Later in life, after my divorce, my ex-husband’s parting salvo — “I no longer find you attractive” — haunted me. I began to obsess about my minor facial flaw, thinking it the source of my problems, and came to believe that correcting it would restore my happiness. I consulted an oral surgeon, who sent photographs of me to a special lab where a computer adjusted my image to show how I might look after the ordeal of surgery and a year of braces. The doctor was confident that I would take one look at these before-and-after photos and immediately begin preparations for the procedure.
I looked from one to the other: the now me and the postsurgery me. I found the perfect, symmetrical future face boring. Not ugly, not beautiful; just bland. I left the surgeon’s office, thrilled with my interesting, extraordinary face.
A friend of mine, a woman in her late forties whom I respect, has just had a face lift: loose skin cut away from her throat, a chin implant installed, her brow raised. Part of me applauds her decision: she has always been annoyed by her too small chin, is not ready to advertise her age with a new set of neck wrinkles, and has lots of money to do something about it. Why shouldn’t she rid herself of defects that hide her essential beauty? But I’m also haunted by the image of her face pulled away from the skull, the surgeon’s hands slicing with glittering knives, poking with needles.
I’m fifty-five. My own chin is going soft; there are deep crevices around my mouth; my hair is white. Men sometimes still notice me, but mostly no one looks. It’s both scary and liberating. I could easily spend ten thousand dollars on a face lift. Yet I wonder how such surgery affects women my age. My instincts tell me that it might interrupt the organic changes occurring in our bodies during menopause, possibly aborting the birth of something deep within us. Cosmetic surgery is a rejection of the nascent gifts of age in favor of the slick and familiar appearance of youth. Has my friend betrayed her searching, adventurous self at just the moment in life when she could be slipping free of the biological-attraction dance?
I am not surprised that her husband encouraged her to do this.
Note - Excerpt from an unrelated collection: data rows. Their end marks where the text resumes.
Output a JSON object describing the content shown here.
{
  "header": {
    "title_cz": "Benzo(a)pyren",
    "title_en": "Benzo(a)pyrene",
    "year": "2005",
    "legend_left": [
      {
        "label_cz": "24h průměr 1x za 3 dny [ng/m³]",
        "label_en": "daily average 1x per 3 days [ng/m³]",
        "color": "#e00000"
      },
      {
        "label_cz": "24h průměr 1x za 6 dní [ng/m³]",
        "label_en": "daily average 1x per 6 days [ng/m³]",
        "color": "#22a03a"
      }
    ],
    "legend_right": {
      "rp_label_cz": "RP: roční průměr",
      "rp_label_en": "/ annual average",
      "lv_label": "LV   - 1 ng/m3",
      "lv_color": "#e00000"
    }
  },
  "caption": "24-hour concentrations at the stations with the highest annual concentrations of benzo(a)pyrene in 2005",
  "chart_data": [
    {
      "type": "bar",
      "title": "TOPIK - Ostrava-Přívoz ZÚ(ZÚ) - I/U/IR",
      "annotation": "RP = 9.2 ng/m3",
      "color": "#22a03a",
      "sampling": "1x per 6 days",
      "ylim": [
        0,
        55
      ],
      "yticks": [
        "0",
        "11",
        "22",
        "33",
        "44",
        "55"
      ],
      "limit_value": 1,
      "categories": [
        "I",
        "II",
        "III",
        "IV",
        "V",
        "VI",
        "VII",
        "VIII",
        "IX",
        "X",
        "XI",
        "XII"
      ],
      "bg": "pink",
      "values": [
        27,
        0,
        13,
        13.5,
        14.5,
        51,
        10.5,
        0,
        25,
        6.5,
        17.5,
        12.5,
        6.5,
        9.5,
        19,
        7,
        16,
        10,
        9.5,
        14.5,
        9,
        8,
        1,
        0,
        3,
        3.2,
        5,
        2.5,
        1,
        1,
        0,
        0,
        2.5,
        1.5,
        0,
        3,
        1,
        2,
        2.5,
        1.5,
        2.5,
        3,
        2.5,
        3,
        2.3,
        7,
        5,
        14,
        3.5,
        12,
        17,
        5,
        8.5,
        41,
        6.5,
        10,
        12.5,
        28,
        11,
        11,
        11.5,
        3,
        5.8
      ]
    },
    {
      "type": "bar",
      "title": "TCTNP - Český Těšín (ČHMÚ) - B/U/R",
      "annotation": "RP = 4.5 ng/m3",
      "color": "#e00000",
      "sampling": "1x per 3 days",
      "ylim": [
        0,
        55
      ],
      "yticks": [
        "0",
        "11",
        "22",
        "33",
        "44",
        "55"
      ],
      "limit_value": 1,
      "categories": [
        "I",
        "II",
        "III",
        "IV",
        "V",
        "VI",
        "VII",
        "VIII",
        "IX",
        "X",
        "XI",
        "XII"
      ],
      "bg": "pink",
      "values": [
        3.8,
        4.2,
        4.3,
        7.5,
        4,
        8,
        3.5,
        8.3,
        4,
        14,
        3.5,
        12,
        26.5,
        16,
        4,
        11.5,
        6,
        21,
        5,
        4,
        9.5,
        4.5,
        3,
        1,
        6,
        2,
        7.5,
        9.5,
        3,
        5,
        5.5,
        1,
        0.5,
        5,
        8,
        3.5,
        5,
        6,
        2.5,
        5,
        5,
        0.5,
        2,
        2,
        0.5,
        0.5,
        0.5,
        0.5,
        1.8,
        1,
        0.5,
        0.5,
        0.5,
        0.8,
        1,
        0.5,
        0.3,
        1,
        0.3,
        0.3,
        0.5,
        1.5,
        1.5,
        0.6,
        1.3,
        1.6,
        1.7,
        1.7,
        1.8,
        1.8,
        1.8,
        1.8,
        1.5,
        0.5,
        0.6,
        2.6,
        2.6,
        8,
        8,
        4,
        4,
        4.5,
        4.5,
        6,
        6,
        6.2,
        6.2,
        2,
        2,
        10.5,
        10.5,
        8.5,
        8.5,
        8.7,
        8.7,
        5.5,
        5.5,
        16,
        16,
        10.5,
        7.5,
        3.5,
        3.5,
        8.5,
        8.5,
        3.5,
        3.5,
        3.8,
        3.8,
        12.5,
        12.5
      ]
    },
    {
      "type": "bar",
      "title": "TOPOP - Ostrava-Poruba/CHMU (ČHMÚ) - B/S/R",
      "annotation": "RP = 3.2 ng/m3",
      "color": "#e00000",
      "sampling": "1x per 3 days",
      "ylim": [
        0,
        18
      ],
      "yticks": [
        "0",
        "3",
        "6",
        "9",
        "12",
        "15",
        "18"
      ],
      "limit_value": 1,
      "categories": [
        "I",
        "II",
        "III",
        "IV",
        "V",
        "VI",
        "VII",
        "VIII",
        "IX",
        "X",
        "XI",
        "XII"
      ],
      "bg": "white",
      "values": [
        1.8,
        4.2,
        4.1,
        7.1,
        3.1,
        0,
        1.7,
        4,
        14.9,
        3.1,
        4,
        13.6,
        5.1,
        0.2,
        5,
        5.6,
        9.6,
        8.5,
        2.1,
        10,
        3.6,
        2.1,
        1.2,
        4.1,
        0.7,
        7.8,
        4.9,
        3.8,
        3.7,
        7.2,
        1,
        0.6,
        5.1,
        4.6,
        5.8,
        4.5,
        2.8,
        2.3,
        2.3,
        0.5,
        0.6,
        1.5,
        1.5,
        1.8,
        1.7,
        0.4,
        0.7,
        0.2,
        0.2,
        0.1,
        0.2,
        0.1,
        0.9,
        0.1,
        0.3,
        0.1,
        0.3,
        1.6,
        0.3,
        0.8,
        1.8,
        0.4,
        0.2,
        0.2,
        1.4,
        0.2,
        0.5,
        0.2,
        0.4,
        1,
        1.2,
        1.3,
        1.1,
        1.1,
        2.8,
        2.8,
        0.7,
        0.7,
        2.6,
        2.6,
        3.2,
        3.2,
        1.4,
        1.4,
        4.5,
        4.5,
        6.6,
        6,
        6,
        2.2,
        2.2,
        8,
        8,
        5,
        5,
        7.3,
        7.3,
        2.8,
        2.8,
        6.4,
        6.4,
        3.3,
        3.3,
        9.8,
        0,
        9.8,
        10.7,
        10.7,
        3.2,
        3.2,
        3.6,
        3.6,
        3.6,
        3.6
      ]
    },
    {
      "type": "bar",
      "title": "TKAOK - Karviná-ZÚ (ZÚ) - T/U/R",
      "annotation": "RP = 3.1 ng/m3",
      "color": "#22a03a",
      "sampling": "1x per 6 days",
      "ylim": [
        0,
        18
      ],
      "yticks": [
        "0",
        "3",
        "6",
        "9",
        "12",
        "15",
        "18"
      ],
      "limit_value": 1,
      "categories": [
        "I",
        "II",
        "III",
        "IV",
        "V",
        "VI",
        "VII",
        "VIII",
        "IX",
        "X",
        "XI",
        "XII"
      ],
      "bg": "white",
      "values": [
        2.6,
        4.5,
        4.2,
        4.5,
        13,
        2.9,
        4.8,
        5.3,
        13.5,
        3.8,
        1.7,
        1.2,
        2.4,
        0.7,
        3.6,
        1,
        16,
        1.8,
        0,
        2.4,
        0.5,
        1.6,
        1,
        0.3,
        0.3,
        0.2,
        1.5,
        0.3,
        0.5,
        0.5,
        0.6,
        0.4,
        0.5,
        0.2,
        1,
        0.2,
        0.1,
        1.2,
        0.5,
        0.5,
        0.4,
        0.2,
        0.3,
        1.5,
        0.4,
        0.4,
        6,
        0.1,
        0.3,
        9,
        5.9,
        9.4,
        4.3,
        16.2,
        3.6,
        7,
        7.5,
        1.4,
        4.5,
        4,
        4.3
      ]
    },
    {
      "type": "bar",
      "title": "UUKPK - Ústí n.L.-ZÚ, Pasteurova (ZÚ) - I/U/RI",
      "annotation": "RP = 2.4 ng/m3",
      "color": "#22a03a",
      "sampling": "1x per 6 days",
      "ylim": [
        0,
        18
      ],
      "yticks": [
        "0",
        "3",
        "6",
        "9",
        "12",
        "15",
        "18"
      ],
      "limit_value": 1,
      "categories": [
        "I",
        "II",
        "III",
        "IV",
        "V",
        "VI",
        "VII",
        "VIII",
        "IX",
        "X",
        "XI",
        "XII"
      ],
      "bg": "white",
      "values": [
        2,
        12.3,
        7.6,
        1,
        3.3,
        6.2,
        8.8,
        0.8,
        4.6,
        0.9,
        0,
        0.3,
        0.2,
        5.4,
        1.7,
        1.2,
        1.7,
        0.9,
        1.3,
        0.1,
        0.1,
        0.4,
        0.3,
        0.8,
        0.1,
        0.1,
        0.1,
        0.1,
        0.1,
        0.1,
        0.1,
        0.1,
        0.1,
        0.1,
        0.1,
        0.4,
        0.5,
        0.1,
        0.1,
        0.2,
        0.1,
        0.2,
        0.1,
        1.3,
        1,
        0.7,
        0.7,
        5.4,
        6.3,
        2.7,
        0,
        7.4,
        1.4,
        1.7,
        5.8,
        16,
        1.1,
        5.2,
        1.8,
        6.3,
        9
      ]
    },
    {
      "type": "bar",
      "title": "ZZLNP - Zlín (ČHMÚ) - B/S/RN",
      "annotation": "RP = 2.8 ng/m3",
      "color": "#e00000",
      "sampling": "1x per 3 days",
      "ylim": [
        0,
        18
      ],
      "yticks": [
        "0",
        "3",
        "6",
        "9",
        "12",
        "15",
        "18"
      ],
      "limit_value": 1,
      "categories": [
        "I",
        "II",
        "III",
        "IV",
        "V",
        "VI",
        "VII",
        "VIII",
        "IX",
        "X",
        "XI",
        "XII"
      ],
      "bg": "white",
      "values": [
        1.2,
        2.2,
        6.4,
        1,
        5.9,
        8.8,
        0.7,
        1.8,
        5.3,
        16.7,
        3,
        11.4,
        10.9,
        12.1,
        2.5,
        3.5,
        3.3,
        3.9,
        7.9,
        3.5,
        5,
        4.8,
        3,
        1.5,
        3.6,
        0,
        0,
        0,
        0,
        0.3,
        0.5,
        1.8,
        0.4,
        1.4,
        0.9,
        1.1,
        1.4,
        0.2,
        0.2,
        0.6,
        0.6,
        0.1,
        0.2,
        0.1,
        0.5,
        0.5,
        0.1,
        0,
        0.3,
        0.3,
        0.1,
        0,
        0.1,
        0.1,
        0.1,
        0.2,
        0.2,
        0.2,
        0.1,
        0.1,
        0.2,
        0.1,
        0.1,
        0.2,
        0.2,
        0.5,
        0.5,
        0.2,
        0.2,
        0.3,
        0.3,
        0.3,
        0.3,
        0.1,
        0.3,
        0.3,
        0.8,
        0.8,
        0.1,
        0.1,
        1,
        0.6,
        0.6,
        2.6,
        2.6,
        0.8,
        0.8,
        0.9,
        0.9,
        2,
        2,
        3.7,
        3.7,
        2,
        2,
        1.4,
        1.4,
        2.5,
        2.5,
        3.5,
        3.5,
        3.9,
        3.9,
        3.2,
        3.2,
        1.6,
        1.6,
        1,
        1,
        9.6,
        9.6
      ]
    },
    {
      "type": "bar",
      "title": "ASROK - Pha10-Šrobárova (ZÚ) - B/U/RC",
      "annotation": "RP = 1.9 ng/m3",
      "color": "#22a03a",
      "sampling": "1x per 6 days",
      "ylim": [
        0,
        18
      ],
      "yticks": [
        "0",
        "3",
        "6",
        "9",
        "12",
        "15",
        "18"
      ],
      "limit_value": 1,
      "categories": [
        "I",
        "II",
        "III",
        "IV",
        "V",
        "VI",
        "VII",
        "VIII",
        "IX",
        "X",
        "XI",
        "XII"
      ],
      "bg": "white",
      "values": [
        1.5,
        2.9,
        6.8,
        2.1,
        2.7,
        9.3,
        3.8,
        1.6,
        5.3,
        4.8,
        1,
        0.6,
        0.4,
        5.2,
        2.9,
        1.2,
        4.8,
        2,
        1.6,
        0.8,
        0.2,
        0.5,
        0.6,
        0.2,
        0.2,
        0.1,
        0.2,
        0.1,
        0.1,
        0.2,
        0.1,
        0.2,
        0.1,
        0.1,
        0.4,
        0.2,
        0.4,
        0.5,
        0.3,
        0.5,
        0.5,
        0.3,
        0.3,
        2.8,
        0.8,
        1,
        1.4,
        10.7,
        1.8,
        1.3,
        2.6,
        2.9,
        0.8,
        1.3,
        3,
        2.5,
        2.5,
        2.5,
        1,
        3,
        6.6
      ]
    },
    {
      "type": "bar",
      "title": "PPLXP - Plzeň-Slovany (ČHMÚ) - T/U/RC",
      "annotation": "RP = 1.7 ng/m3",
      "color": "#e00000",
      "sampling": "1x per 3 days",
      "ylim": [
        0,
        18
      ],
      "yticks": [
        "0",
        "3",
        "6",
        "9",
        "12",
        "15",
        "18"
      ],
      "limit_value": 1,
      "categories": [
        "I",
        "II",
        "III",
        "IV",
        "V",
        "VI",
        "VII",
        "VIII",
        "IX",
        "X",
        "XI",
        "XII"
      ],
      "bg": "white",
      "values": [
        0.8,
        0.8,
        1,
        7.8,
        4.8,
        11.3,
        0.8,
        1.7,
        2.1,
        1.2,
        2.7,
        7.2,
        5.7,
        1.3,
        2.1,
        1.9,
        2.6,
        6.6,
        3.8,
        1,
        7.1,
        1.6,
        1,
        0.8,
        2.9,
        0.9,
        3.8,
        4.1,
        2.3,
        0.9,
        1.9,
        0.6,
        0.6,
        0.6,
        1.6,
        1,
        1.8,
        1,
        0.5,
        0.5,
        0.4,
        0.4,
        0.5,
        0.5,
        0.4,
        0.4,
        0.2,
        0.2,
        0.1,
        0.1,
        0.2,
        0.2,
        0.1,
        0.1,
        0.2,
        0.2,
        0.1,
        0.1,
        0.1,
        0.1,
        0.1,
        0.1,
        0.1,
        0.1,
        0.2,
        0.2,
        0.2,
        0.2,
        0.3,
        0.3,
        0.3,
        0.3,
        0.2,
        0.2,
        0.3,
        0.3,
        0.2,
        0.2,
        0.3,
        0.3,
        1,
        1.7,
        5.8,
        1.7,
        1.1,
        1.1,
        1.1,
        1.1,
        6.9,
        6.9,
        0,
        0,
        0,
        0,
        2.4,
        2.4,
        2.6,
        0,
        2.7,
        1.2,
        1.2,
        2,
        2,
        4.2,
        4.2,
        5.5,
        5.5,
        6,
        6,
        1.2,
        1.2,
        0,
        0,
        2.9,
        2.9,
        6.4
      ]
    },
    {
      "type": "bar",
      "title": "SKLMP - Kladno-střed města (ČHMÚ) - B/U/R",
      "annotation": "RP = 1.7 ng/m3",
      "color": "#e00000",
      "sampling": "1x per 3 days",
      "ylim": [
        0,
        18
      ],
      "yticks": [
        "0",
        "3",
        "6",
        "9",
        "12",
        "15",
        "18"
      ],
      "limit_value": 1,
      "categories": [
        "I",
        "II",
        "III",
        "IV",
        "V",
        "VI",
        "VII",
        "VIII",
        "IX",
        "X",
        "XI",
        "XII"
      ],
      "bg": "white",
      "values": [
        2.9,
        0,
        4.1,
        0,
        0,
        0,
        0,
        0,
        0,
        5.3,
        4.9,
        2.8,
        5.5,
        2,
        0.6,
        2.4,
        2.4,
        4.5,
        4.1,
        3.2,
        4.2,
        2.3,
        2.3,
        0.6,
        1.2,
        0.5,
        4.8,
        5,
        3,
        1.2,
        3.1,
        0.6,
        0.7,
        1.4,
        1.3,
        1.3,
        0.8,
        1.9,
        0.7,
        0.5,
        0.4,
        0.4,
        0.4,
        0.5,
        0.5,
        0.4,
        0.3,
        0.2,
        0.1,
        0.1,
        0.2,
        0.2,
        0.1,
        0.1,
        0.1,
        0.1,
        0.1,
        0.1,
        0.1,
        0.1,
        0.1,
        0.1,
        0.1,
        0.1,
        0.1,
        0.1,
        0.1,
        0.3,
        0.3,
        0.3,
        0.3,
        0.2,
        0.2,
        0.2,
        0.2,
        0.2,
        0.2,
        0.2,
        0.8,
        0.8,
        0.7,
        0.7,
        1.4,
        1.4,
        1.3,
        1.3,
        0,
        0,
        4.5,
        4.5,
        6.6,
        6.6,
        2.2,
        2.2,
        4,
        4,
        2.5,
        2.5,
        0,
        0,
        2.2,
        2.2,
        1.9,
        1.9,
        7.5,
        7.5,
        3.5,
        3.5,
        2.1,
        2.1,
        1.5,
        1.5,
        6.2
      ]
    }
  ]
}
My friend has her own identity, but the balance of power in their marriage is clear: he earns the money; she stays charming, witty, and good-looking. He’s a good provider. Her life is cushy, with lots of toys, trips, clothes, and concerts. Her home is like a dream house. Her walk-in closet is a temple of slippery, glittering, soft-as-petals clothes (many with the tags still on). Outside, balls crack against racquets; high-powered motors growl: the boat, the Corvette, the Harley. Then there is the second home at Tahoe. And the servants.
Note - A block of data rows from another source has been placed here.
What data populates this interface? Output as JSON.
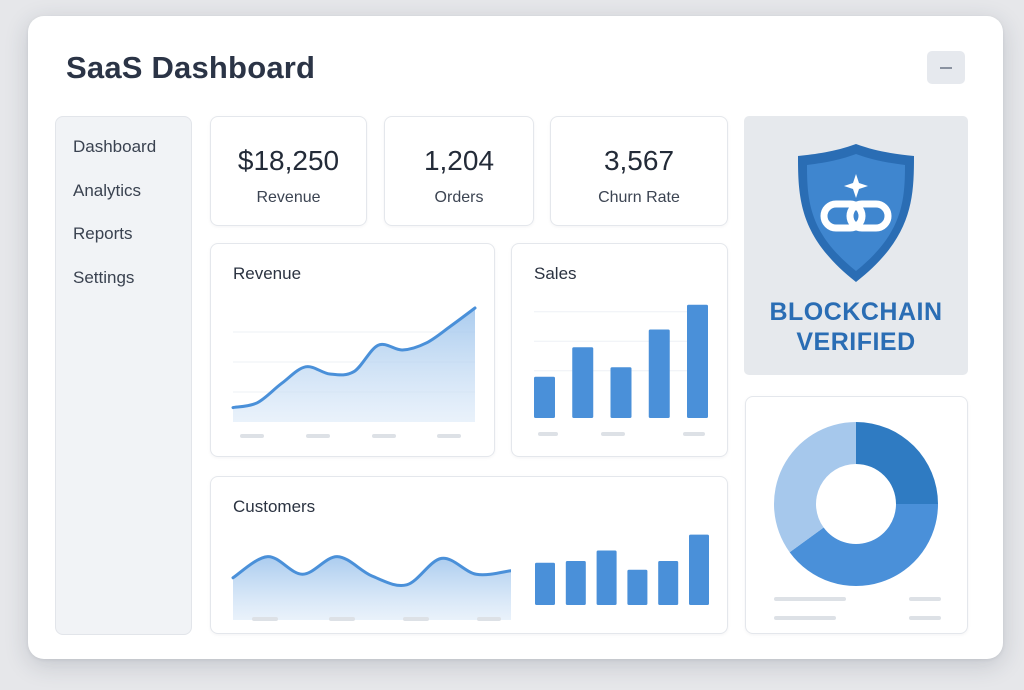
{
  "app": {
    "title": "SaaS Dashboard"
  },
  "window_controls": {
    "minimize_icon": "minimize-icon"
  },
  "sidebar": {
    "items": [
      {
        "label": "Dashboard"
      },
      {
        "label": "Analytics"
      },
      {
        "label": "Reports"
      },
      {
        "label": "Settings"
      }
    ]
  },
  "stats": [
    {
      "value": "$18,250",
      "label": "Revenue"
    },
    {
      "value": "1,204",
      "label": "Orders"
    },
    {
      "value": "3,567",
      "label": "Churn Rate"
    }
  ],
  "badge": {
    "icon": "shield-chain-link-icon",
    "line1": "BLOCKCHAIN",
    "line2": "VERIFIED",
    "color": "#2a6db4"
  },
  "colors": {
    "accent": "#4a90d9",
    "accent_light": "#a6c8ec",
    "accent_dark": "#2f7bc2",
    "placeholder": "#dde1e6"
  },
  "chart_data": [
    {
      "type": "area",
      "title": "Revenue",
      "x": [
        0,
        1,
        2,
        3,
        4,
        5,
        6,
        7,
        8,
        9,
        10
      ],
      "values": [
        12,
        16,
        32,
        46,
        40,
        42,
        64,
        60,
        66,
        80,
        95
      ],
      "ylim": [
        0,
        100
      ],
      "grid": true
    },
    {
      "type": "bar",
      "title": "Sales",
      "values": [
        35,
        60,
        43,
        75,
        96
      ],
      "ylim": [
        0,
        100
      ],
      "grid": true
    },
    {
      "type": "area",
      "title": "Customers",
      "x": [
        0,
        1,
        2,
        3,
        4,
        5,
        6,
        7,
        8
      ],
      "values": [
        48,
        72,
        52,
        72,
        50,
        40,
        70,
        52,
        56
      ],
      "ylim": [
        0,
        100
      ],
      "grid": false
    },
    {
      "type": "bar",
      "values": [
        48,
        50,
        62,
        40,
        50,
        80
      ],
      "ylim": [
        0,
        100
      ],
      "grid": false
    },
    {
      "type": "pie",
      "donut": true,
      "values": [
        25,
        40,
        35
      ],
      "colors": [
        "#2f7bc2",
        "#4a90d9",
        "#a6c8ec"
      ]
    }
  ]
}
Aging is an intrusion of animal reality and biological messiness into this climate-controlled world. With money and technology, however, it can be temporarily overcome. Getting old? Time to jump on your Stairmaster and step boldly forward into the future. There are places to go, things to buy, new rituals with which to celebrate midlife appropriately: he gets a Harley, she gets a new face.
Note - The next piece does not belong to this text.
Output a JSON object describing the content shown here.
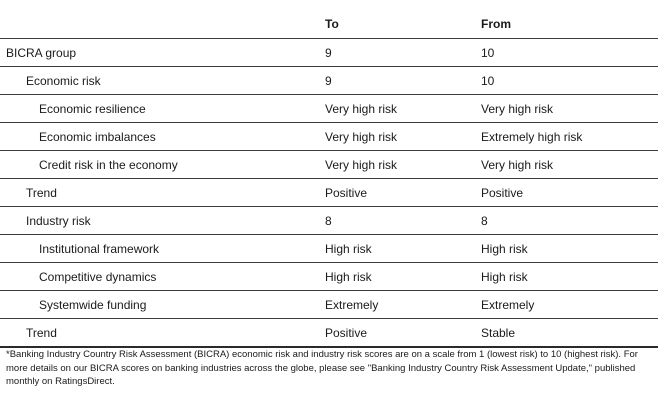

I visit my friend after the initial trauma has worn off. She is coming out of depression and looks great. Her new chin is precious, with a tiny, off-center cleft. Her face is still stiff, but the doctor says not to worry; it will loosen up. He warns her that everyone misses their old face at first. She has gone through the postsurgery remorse and arrived at a simple cover story: she and her husband “have certain values about looking good. This is who we are — it’s not all of who we are, but it’s important. I accept it.”
I know my friend has the right to my respect for her choices. I tell myself, Back off, lighten up, stop judging. We all have our own ways of whistling past the graveyard. Maybe I’ll get rich and famous someday and want to have a few dewlaps removed. Who’s to say that one path is more adventurous or more pure than another? And yet . . .
The other night, I dreamed my friend came to our women’s group after her surgery. Stretching her arm toward the circle of women seated on the floor, she pointed to four digits tattooed in blue ink on the inside of her right wrist and said, “This is my model number.”